Consumer sentiment remains sluggish as the economy continues to struggle and Americans face higher-than-normal heating bills. According to the Thomson Reuters/University of Michigan preliminary reading, consumer sentiment was 81.2 in February, unchanged from the prior month.
While the reading is still below levels seen before the financial crisis, it’s slightly better than estimated. On average, economists expected the index to reach 80.6. In 2013, consumer sentiment ranged from a low of 73.2 in October to a high of 85.1 in July. However, the Labor Department recently reported that the economy added only 113,000 jobs in January, well below estimates and the latest reminder that consumers face an uphill economic battle in a frigid winter.
“The good news is that confidence proved resilient to recent government reports of weak growth in income and employment,” survey director Richard Curtin wrote in a statement. “The not-so-good news is that the full impact on household budgets from the harsh winter has yet to be registered.”
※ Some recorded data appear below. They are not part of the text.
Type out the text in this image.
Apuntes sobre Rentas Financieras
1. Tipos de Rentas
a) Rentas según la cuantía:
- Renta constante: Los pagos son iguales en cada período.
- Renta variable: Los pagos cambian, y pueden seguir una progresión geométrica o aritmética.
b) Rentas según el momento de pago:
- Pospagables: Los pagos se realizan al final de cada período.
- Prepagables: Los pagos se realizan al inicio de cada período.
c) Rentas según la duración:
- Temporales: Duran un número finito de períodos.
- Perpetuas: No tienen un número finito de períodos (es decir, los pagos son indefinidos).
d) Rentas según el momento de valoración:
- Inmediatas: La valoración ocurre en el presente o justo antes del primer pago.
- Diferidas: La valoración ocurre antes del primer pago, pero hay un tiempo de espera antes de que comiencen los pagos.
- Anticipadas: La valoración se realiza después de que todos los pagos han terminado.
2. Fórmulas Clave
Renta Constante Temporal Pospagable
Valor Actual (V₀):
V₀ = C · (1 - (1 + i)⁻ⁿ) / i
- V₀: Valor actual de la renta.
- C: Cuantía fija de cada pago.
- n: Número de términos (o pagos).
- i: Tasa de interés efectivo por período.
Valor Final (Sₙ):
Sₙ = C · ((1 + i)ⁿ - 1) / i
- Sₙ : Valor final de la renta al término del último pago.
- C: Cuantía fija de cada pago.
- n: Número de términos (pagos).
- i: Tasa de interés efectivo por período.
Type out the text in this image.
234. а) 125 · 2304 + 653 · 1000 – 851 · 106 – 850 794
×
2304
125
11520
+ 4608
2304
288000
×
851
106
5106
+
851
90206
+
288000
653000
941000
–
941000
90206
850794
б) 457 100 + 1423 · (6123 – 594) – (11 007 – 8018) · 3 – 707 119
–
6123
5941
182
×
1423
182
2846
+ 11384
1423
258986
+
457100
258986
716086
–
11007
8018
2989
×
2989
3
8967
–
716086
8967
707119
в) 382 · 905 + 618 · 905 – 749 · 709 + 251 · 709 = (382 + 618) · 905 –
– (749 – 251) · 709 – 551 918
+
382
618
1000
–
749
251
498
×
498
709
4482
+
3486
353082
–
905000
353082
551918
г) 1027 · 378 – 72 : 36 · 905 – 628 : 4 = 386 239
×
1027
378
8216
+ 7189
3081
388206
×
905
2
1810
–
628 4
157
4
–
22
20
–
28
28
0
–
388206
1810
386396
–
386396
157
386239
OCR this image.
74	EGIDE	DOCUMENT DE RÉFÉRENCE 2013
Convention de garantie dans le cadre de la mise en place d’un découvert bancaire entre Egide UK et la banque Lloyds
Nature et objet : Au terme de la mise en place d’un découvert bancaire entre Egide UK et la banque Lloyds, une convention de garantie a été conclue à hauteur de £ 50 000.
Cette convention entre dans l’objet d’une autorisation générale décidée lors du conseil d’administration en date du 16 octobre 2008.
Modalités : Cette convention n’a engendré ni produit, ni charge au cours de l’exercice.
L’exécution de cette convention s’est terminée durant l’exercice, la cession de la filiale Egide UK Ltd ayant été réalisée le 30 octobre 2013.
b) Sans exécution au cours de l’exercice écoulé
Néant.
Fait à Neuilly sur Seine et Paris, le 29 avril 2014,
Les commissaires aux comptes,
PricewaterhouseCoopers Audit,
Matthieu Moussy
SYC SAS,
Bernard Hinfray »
Americans are more optimistic about the future than today. Current economic conditions, which measure whether Americans think it is a good time to make large investments, fell to 94.0 in February from 96.8 in January, below estimates calling for 95.9. On the other hand, consumer expectations rose to a six-month high of 73.0, compared to 71.2 last month. Economists only expected a reading of 71.6.
During the last recession, the index averaged slightly above 64. In the five years before the financial crisis, it averaged almost 90. Consumer sentiment is one of the most popular measures of how Americans rate financial conditions and attitudes about the economy. The University of Michigan’s Consumer Survey Center questions 500 households each month for the index.